Par courrier électronique du 15 novembre 2013, A.________ a annoncé au
municipal responsable du service des constructions de la Commune de
Crans-près-Céligny son intention d'entreprendre des travaux de transformation
dans les bâtiments ECA 10a et 10b, qui consistaient notamment à remplacer des
fenêtres au rez supérieur et au rez inférieur, à réouvrir un escalier existant
entre le rez inférieur et le rez supérieur, à modifier la position de cloisons
légères et à créer des WC. Le municipal responsable l'a informé, par courrier
électronique du 18 novembre 2013, que les travaux envisagés nécessitaient
une demande de permis de construire. A.________ n'a pas procédé. Le 1er
octobre 2014, des locataires des bâtiments ECA 10a et 10b se sont inquiétés
auprès de la municipalité de Crans-près-Céligny (ci-après: la municipalité) de
ce qu'avaient lieu, dans la partie Nord-Est du bâtiment, des travaux sur la
structure de l'immeuble dont ils n'avaient pas été informés. Le 2 octobre 2014,
ces locataires ont adressé à la municipalité une photographie montrant que, sur
la façade Sud-Est, à l'emplacement de la fenêtre, qui, à l'origine, éclairait les
caves et qui avait été obturée par la suite, une porte-fenêtre avait été créée.

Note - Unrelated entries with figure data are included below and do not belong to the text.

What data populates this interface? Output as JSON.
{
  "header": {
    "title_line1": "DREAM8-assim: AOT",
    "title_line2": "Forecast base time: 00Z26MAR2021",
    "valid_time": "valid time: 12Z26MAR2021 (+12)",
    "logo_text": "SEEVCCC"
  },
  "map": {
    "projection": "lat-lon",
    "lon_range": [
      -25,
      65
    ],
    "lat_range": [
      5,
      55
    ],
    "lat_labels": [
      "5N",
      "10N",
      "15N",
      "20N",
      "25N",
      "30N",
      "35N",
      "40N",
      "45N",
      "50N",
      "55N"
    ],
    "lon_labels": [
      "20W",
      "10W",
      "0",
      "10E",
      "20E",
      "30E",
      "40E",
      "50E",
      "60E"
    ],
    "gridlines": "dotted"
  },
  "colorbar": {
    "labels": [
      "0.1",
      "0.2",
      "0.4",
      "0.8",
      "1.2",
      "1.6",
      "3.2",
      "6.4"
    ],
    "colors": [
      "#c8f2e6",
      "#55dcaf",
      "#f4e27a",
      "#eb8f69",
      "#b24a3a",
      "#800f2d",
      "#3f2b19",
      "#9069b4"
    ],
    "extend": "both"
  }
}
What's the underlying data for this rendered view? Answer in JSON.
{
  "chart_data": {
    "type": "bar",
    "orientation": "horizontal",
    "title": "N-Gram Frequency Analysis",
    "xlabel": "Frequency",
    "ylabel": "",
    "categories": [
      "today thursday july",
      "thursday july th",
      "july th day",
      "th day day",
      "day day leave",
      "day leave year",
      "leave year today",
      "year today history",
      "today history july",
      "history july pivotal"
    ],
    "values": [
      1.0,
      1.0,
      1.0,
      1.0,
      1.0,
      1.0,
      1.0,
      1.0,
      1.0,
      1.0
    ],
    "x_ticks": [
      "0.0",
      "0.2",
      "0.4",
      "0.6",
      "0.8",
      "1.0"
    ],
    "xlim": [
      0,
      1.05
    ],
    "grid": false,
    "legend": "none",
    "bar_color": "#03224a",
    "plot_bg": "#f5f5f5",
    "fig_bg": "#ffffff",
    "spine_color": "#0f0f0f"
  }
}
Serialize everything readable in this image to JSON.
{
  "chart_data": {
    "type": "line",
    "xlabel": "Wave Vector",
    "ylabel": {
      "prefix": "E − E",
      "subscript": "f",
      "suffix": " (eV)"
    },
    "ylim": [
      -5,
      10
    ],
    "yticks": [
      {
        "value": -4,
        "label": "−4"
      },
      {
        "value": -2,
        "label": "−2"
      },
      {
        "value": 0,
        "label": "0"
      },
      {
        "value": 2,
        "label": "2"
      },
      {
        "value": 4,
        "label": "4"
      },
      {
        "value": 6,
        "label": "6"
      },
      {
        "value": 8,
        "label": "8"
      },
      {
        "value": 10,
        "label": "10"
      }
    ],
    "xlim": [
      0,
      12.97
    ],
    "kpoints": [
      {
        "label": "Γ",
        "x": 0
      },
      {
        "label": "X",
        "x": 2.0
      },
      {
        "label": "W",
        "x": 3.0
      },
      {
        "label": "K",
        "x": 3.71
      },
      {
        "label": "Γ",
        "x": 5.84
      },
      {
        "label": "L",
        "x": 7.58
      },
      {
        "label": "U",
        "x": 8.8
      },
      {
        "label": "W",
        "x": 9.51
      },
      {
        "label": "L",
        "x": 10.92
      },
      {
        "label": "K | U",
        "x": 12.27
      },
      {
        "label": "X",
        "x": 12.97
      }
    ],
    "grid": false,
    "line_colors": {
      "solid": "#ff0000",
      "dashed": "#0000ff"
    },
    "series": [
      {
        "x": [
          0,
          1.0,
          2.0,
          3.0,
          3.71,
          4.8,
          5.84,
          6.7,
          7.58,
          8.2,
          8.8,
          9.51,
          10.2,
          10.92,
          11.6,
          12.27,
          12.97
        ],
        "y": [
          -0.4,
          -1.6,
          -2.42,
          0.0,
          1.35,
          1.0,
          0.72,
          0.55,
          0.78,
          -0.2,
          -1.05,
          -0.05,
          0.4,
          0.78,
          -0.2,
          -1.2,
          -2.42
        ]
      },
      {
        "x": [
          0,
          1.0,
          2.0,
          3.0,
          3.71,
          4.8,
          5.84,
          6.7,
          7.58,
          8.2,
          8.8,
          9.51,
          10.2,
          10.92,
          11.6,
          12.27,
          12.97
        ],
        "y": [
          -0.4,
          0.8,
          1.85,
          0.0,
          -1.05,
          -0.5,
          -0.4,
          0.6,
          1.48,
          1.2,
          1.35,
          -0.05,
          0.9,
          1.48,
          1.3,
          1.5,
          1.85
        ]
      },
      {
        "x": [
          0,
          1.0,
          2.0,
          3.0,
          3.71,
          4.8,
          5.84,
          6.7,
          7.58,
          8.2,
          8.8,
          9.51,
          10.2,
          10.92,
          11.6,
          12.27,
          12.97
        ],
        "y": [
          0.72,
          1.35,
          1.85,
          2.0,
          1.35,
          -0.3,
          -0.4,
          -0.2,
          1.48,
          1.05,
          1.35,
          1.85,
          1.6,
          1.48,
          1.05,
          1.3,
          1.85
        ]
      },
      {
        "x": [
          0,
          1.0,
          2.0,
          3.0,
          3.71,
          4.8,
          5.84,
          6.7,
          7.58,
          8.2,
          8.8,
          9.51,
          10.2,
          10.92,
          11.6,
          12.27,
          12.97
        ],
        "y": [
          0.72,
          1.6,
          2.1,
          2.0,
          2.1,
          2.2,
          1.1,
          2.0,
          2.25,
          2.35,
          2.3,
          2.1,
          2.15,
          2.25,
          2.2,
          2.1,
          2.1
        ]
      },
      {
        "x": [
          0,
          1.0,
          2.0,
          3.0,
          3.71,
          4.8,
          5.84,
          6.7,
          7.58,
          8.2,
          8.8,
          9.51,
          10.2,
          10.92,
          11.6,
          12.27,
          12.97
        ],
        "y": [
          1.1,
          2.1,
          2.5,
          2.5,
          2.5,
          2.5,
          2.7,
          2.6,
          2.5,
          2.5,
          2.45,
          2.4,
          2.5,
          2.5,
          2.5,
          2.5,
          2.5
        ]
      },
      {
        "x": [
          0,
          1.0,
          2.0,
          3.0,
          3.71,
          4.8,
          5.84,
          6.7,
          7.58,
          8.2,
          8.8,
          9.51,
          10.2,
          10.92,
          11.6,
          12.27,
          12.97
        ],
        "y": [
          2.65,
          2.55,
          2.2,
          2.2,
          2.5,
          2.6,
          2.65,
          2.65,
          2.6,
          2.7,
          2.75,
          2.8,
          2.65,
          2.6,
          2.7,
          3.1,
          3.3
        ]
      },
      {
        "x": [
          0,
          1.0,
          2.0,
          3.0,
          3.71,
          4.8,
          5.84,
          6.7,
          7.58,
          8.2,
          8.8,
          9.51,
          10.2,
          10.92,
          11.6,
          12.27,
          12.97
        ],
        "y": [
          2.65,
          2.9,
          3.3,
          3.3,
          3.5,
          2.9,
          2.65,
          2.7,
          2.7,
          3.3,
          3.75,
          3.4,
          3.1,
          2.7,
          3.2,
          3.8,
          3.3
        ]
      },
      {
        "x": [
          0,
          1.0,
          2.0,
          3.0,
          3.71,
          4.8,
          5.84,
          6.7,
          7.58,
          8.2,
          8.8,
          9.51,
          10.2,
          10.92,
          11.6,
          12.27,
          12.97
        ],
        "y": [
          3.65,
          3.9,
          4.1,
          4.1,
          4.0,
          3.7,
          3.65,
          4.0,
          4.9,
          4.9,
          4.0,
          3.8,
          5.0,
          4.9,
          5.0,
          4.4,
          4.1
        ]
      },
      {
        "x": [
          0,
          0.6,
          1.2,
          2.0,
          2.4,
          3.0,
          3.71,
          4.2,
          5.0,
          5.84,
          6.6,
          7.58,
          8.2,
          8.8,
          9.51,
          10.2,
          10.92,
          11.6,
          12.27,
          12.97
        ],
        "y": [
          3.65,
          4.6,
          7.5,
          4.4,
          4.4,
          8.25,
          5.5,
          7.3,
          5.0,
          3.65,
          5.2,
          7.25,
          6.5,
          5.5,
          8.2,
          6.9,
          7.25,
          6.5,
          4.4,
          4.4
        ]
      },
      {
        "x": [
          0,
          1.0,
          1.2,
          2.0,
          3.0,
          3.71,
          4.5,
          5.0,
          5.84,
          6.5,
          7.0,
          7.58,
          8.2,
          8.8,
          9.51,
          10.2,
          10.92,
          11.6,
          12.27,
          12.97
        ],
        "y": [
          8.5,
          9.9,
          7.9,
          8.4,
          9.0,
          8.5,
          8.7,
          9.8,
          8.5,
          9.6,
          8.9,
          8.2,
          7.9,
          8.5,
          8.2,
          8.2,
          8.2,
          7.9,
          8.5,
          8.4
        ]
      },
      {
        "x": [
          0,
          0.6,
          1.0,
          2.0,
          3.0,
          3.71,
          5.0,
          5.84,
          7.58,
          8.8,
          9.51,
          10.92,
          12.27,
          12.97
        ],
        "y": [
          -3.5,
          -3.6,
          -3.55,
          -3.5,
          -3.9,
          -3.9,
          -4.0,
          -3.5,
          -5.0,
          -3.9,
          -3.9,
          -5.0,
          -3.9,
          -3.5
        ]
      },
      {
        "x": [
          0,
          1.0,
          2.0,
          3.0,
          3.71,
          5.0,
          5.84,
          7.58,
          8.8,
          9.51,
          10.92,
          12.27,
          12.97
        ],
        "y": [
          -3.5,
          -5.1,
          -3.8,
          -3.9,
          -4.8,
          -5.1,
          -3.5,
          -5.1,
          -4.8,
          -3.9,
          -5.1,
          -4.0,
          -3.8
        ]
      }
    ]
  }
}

Par courrier du 8 octobre 2014, la municipalité a ordonné l'arrêt immédiat des
travaux et a exigé que A.________ lui soumette une demande de régularisation de
ceux-ci. Après plusieurs échanges de mails et de correspondances, deux séances
ont eu lieu le 20 janvier 2016 et le 11 avril 2016 entre, notamment, A.________
et un membre de la municipalité, aux termes desquelles la municipalité a exigé
qu'une demande de mise en conformité lui soit soumise dans un délai au 23
septembre 2016. A.________ n'ayant pas procédé, elle a, le 28 septembre 2016, dénoncé
A.________ et B.________ à la Préfecture du district de Nyon. Le Préfet a tenu
une séance sur place le 26 octobre 2016. Dans un courrier du 28 octobre 2016,
la municipalité a imparti à A.________ et B.________ un ultime délai au 30
novembre 2016 pour déposer une demande de régularisation des travaux.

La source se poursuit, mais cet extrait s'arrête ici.